Nothing Gold Can Stay
Nature’s first green is gold,
Her hardest hue to hold.
Her early leaf’s a flower;
But only so an hour.
Then leaf subsides to leaf.
So Eden sank to grief,
So dawn goes down to day.
Nothing gold can stay.
— Robert Frost
This poem breaks my heart. I thought of it today because the first forsythia shrubs are in bloom, and I’ve seen some daffodils and crocuses making their way out of the earth. Nothing gold can stay.
My husband is from New England, Robert Frost’s birthplace, and studied Frost’s poems in school. This poem has always been his favorite, and he has it memorized. But even though the lines grab a hold of me, a part of me wants to rebel against the meaning. It’s the same part of me that rebels against my husband’s more realistic view of life. And realistic really isn’t the word. I don’t want to say pessimistic or negative either. But his world view is less hopeful than mine.
Maybe that’s because I quit my teaching job and he’s still slugging it out in corporate America every day. That battle can take the wind out of anyone’s sails. But what gives me hope is not the idea that the gold really can stay. I know the forsythias will lose their buttery petals. The daffodils will brown.

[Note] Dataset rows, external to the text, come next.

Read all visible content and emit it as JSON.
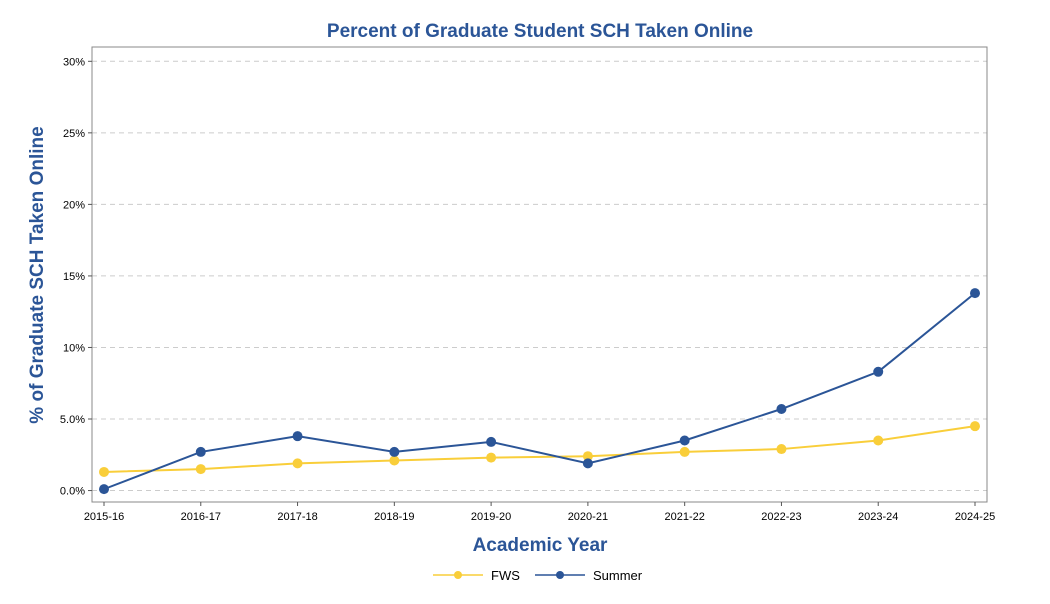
{
  "chart_data": {
    "type": "line",
    "title": "Percent of Graduate Student SCH Taken Online",
    "xlabel": "Academic Year",
    "ylabel": "% of Graduate SCH Taken Online",
    "categories": [
      "2015-16",
      "2016-17",
      "2017-18",
      "2018-19",
      "2019-20",
      "2020-21",
      "2021-22",
      "2022-23",
      "2023-24",
      "2024-25"
    ],
    "yticks": [
      0,
      5,
      10,
      15,
      20,
      25,
      30
    ],
    "ytick_labels": [
      "0.0%",
      "5.0%",
      "10%",
      "15%",
      "20%",
      "25%",
      "30%"
    ],
    "ylim": [
      -0.8,
      31
    ],
    "grid": true,
    "legend_position": "bottom",
    "series": [
      {
        "name": "FWS",
        "color": "#f9ce3a",
        "values": [
          1.3,
          1.5,
          1.9,
          2.1,
          2.3,
          2.4,
          2.7,
          2.9,
          3.5,
          4.5
        ]
      },
      {
        "name": "Summer",
        "color": "#2b5597",
        "values": [
          0.1,
          2.7,
          3.8,
          2.7,
          3.4,
          1.9,
          3.5,
          5.7,
          8.3,
          13.8
        ]
      }
    ]
  }
}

The reason I accept the dying of the things around me has to do with the nature of my inner life. Like most people, I have days when taking the dog out yet again seems like an insurmountable chore, when I ask myself if I can bear to fold one more load of laundry. And it gets worse. Even if nothing bad has happened I’ll start imagining possible tragedies, like my husband having a car accident driving home on the highway in the rain. I’ll work myself into a frenzy of fear.
But that’s where my hope lies. If nothing gold can stay, nothing shriveled and wretched stays either. The dying of the gold gives us hope that our garbage may one day flower. Of course this acceptance is a daily one. Each day I find my edge, and try to balance there.